Le comité national pour la libération des détenus (CNLD) annonce que plus de 70 sont toujours incarcérées pour ce vendredi 117. La commission des droits de l’homme à Genève avait fait état de la dégradation des libertés individuelles et dénoncé l’usage disproportionné de la violence et des arrestations arbitraires contre le Hirak désigné pro démocratique.
Répression intensive à Oran
Les grandes villes du pays ont vu une répression adaptée au nombre des manifestants. Une exception est observée dans la capitale de l’ouest du pays. Oran est victime d’une répression inégalée depuis les trois derniers vendredis. Les manifestants violement agressés par les forces de l’ordre sans distinction, femme, enfants, vieillards étaient passés à tabac. « Depuis le début du Hirak, nous nous sommes attachés au principe pacifiste de notre contestation. Nous avons été surpris par le degré de brutalité qui n’épargne personne. Nous marchons en famille en présence de nos enfants. La sécurité civile et les associations d’assistance de secours prodiguent leur soin dans les jardins publics de la ville en ce second jour de l’Aïd » témoigne un militant hirakiste d’Oran.

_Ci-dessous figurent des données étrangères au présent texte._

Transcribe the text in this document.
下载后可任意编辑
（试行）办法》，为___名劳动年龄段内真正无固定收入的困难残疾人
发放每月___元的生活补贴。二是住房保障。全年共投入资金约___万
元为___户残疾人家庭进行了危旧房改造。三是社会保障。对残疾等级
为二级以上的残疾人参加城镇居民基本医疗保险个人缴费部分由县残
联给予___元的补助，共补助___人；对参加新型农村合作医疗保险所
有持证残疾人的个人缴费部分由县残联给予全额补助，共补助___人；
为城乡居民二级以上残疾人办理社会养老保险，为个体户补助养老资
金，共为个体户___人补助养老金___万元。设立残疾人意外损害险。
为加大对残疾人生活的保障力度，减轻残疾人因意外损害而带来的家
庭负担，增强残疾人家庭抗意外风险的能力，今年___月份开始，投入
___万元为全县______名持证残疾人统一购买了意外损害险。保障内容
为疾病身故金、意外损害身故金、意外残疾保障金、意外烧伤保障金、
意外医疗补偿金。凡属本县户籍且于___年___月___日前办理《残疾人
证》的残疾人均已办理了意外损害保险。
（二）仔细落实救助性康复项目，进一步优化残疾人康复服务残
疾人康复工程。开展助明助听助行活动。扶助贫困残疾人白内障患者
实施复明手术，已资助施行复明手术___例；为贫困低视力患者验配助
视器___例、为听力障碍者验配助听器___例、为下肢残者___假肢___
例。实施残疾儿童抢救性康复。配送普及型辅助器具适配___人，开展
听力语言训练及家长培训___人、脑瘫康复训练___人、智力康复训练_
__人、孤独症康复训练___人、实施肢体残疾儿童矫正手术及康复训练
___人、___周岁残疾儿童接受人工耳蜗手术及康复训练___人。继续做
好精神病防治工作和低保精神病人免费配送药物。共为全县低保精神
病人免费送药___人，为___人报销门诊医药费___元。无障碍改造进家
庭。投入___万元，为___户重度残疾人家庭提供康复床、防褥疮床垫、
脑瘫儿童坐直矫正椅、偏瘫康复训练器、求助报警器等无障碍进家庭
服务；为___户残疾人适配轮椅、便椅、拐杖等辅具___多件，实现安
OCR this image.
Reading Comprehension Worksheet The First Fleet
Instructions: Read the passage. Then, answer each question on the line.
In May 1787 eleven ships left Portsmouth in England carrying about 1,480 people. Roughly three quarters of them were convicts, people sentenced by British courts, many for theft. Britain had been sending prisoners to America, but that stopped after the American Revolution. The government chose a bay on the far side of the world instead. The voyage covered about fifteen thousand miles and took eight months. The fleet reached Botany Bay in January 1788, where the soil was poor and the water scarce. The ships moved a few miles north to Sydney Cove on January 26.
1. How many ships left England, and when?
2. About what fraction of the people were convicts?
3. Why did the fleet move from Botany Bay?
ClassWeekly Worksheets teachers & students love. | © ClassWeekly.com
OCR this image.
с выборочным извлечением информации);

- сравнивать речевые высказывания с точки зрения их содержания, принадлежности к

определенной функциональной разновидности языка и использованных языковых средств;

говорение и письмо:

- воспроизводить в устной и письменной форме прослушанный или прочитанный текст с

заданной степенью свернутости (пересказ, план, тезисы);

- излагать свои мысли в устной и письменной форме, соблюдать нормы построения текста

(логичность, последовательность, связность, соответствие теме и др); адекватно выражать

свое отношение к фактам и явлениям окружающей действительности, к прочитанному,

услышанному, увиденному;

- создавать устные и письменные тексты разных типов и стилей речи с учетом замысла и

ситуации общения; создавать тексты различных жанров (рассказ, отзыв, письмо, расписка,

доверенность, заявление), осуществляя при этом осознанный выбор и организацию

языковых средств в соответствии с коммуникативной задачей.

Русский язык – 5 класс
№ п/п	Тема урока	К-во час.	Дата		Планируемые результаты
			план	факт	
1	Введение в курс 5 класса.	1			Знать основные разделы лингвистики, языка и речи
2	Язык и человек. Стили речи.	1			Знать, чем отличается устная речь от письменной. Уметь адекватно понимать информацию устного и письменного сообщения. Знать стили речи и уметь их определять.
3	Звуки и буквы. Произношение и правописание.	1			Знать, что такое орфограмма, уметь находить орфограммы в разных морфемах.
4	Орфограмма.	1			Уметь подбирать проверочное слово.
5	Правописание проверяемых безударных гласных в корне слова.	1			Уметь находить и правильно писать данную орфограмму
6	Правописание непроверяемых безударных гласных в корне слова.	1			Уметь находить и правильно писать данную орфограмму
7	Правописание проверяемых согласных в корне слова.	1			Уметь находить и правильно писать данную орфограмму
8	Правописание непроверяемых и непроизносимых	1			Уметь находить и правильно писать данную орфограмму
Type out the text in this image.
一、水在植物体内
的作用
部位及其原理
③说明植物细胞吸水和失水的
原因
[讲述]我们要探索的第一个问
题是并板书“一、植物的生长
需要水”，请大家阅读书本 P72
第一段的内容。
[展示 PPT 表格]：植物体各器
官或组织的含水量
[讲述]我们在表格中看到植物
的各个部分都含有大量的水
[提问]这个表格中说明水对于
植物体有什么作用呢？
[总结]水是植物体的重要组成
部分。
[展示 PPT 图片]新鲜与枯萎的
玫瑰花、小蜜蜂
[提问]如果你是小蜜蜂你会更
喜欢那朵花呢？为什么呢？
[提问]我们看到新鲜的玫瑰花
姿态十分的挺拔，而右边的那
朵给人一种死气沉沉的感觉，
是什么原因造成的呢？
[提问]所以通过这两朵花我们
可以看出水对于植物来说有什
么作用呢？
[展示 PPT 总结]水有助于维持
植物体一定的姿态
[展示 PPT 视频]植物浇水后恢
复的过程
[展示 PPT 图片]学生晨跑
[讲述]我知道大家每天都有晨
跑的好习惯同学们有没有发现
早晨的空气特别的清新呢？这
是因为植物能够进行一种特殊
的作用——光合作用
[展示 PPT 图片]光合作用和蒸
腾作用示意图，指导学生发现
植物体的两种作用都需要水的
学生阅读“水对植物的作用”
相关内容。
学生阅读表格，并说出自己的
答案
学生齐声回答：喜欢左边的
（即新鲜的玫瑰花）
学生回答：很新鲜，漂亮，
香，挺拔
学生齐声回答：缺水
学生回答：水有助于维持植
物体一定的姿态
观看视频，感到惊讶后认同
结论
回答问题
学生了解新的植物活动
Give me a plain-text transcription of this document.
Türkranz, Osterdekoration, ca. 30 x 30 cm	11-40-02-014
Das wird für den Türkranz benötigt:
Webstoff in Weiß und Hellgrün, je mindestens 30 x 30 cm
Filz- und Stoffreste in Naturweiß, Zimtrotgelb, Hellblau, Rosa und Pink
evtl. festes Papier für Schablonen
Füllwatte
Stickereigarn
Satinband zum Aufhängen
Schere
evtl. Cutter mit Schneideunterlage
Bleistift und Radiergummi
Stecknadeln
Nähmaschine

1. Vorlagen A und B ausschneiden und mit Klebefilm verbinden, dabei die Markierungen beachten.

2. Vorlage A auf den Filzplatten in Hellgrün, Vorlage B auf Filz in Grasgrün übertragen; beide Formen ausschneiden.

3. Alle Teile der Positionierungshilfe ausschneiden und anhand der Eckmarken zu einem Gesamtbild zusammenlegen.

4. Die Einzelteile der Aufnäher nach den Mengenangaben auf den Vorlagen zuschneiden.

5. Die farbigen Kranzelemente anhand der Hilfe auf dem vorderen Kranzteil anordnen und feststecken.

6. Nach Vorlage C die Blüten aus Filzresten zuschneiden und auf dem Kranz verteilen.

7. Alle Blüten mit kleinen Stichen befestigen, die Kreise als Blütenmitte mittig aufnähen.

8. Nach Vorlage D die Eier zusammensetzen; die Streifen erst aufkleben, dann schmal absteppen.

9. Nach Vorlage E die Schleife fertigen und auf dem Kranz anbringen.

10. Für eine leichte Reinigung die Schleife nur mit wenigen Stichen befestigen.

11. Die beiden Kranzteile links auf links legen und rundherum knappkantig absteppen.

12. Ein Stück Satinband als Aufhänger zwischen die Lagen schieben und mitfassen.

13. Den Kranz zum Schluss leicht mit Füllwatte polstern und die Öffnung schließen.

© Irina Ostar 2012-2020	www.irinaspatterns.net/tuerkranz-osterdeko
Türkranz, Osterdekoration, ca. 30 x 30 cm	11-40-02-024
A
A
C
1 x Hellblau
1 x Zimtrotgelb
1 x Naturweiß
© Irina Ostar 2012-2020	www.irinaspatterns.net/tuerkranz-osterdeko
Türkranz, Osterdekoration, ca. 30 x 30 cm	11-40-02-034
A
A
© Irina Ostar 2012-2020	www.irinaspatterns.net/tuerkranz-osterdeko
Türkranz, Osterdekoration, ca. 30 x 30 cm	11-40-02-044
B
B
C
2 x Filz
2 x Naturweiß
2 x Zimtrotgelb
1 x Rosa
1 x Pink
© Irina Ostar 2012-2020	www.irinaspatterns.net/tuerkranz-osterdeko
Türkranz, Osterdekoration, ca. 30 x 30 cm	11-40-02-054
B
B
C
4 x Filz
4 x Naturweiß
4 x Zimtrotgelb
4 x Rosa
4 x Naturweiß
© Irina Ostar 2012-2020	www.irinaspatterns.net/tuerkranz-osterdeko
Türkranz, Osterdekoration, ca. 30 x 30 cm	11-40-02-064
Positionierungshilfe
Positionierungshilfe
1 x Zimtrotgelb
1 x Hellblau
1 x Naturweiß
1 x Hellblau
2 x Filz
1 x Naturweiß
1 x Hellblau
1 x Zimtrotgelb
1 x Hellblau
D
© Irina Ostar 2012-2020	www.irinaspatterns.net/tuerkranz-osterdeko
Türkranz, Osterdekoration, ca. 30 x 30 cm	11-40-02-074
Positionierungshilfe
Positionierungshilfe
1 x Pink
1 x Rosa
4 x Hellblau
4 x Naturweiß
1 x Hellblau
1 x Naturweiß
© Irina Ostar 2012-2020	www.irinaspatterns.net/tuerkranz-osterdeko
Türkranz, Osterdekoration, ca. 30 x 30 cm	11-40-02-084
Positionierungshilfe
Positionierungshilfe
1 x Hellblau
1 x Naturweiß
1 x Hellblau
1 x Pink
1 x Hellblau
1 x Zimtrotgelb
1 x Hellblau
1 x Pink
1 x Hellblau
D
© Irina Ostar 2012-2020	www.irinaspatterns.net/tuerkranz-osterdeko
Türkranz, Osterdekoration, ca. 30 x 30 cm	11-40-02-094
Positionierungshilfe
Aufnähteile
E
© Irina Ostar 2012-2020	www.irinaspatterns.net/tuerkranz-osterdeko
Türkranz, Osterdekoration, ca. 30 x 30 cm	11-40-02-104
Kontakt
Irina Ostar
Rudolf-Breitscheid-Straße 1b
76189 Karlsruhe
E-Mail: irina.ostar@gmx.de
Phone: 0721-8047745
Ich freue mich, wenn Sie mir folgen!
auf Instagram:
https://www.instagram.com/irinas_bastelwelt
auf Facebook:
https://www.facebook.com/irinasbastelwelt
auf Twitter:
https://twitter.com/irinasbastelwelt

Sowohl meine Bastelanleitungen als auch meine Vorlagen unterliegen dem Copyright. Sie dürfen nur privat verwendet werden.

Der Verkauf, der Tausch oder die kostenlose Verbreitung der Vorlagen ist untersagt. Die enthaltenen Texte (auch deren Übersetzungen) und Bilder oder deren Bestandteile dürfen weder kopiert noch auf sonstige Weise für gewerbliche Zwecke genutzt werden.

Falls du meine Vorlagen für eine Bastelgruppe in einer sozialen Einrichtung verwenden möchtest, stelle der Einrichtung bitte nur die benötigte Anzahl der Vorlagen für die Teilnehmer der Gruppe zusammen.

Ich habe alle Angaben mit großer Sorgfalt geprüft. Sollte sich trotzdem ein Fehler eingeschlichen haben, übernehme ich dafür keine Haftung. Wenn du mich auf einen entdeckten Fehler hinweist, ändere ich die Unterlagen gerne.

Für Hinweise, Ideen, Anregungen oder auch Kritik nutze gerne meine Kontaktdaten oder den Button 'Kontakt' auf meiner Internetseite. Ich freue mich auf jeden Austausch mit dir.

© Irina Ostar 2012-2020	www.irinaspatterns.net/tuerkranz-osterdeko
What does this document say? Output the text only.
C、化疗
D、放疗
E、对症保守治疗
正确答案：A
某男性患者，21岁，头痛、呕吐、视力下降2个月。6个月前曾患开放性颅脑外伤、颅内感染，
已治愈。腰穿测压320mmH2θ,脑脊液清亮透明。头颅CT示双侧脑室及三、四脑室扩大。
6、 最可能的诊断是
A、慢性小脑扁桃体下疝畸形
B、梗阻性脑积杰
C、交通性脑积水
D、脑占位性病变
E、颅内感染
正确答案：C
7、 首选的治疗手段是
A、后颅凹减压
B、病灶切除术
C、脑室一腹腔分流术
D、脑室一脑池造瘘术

Les autres villes de l’ouest, Tlemcen, Mostaghanem, Rélizane, Sidi Bellabes ont subi la répression mais avec la même intensité qu’Oran. Beaucoup se posent la question : Pourquoi ? Il existe certainement des explications à cette volonté d’étouffer le hirak dans la capitale de l’ouest. Il est tout à fait logique que le pouvoir réel voulût montrer que le Hirah est circonscrit au centre du pays, principalement dans la capitale et ses wilayas limitrophes. Certains connaisseurs tiennent compte de cette thèse mais avancent des considérations économiques et financières. La décennie rouge a déplacé le capital des grands fortunés issus du système vers l’Ouest. Le port d’Oran est de plus en plus sollicité pour s’agrandir. D’autres projets sont en arrêts par manque d’investisseurs dont le Hirak est perçu comme synonyme d’instabilité. La capitale de l’Ouest a donc vocation à jouer un rôle majeur dans le développement économique du pays.
Flagrant d’harcèlement judiciaire.
Kaddour CHOUICHA, représentant de la ligue des droits de l’homme LADDH à Oran, ainsi que sa femme Djamila LOUKIL journaliste et militante font tous les deux objet d’harcèlement judiciaire sans précédent. Kaddour fait exception dans la galaxie de l’extrême gauche trotskyste. Habituellement prompt à défendre les positions du DRS à l’image de Louisa Hannoune durant la décennie rouge, Kaddour fait exception et manifeste un projet politique inclusif impliquant les islamistes et l’ensemble des protagonistes pour un compromis historique.
Personnage charismatique, bien introduit dans le milieu universitaire, il ne s’aligne pas comme ses anciens camarades à condamner le slogan traitant la police politique de terroriste. Ses positions courageuses et intransigeantes lui ont valu plusieurs arrestations. Cela n’a pas diminué ses convictions de lutte pour un Etat civil et démocratique.
Les services de sécurité d’Oran refusent de clore des affaires judicaires depuis 2020 à travers des « juges de téléphone ». Il est le seul représentant de LADDH suivi dans plusieurs affaires dont il n’a jamais été condamné mais que les juges maintiennent le dossier ouvert. Le cas du militant Chouicha et de son épouse est édifiant. Ils ont été interpellés juste à leur sortie du tribunal d’Oran où leur procès vient d’être reporté. Leur domicile conjugal a été perquisitionné et une convocation leur a été notifiée afin de se présenter au commissariat d’Oran chaque Jeudi.